# Healthy Dinner!



## LarryWolfe (May 7, 2007)

Grilled up some boneless skinless chicken breasts with some Zilla Rub that a member of this board makes. I love this stuff.  I also diced up a half an avocado and a half of jalapeno for a side along with my wifes pasta salad from last night.  Very good dinner and low fat!!   ;D


----------



## Puff1 (May 7, 2007)

Now who in the world could make "Zilla Rub"? :? 
Looked great (and healthy) Larry


----------



## ScottyDaQ (May 7, 2007)

Looks great!
No merinatin?


----------



## Captain Morgan (May 7, 2007)

I think you should send that to diva and let her stuff a Franken-fatty with it.

But if not, I'd eat it!


----------



## Nick Prochilo (May 7, 2007)

The avocado with the jalapeno looks interesting. Did you have any dressing on it?


----------



## LarryWolfe (May 8, 2007)

Nick Prochilo said:
			
		

> The avocado with the jalapeno looks interesting. Did you have any dressing on it?

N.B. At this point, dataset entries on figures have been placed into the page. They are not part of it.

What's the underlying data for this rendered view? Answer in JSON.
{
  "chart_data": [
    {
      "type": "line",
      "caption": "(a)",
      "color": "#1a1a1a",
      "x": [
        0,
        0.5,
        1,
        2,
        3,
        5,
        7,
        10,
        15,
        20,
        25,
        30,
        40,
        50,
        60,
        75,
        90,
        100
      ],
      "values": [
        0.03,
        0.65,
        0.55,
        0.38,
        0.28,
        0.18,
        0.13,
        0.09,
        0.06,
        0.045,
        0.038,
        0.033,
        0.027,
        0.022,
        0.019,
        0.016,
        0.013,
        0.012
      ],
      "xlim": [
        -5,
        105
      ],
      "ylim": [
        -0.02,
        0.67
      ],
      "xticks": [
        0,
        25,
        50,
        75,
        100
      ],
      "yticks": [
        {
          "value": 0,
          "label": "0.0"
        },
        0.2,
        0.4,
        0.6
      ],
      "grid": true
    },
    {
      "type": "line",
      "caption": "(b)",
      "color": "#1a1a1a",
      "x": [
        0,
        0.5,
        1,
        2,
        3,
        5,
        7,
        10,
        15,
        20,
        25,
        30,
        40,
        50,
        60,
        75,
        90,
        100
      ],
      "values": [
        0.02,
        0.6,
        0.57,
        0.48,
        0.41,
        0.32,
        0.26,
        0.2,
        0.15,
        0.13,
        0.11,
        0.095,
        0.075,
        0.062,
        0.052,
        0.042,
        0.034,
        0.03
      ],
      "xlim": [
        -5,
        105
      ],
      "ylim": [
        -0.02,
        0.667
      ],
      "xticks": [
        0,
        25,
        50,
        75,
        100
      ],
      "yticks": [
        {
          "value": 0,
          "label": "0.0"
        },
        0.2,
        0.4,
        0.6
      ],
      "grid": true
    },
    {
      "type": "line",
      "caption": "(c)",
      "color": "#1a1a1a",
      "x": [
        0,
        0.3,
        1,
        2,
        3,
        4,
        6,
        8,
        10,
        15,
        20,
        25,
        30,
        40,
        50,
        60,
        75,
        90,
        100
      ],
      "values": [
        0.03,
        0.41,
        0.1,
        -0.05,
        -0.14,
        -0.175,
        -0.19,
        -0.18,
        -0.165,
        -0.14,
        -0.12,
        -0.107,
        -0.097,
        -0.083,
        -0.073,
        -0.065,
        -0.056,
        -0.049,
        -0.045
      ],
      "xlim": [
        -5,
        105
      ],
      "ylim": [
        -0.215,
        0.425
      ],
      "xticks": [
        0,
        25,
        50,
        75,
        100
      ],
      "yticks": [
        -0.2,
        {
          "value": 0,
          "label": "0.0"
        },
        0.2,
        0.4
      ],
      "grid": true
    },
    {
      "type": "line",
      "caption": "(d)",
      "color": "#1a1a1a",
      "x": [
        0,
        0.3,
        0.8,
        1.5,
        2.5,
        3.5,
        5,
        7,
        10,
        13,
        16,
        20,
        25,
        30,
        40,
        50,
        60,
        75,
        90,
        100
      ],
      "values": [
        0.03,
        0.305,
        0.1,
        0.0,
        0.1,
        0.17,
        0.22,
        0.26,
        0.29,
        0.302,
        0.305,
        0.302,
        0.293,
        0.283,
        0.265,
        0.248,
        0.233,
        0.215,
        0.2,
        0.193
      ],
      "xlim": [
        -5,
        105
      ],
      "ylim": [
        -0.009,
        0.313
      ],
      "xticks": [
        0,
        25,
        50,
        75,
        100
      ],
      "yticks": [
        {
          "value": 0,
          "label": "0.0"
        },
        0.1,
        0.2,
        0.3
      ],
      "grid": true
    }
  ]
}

No dressing, just avocado and diced jalapenos.  I was gonna eat the whole avocado until I googled how many calories it had.  322 calories in the whole avocado.


----------



## john a (May 8, 2007)

I do like chicken and that looks really good to me.


----------



## zilla (May 9, 2007)

Thats a good looking dinner Larry.  Had some of that last night myself.


----------



## Cliff H. (May 9, 2007)

That looks darn good Larry.


----------



## 007bond-jb (May 10, 2007)

Grillin/smokin Is a no fat healthy way to fix everything... Execpt maybe bacon, lets not start talkin bout turkey bacon


----------



## zilla (Jun 6, 2007)

Hey, Turkey wrapped in Bacon is damned good BOY!


----------



## LarryWolfe (Jun 7, 2007)

GlennR said:
			
		

> Larry Wolfe said:
> 
> 
> 
> ...



And nearly all of them from fat I believe![/quote:1mtkqz7x]

Yep, isn't that amazing Glenn??  Fat in fruit, when does the insanity end??  But it's the good fat!  I swear I could live off of avocados!


----------



## Bill The Grill Guy (Jun 7, 2007)

Looks good Larry.  I think I will thaw out some bird boobies and grill them up tonight.


----------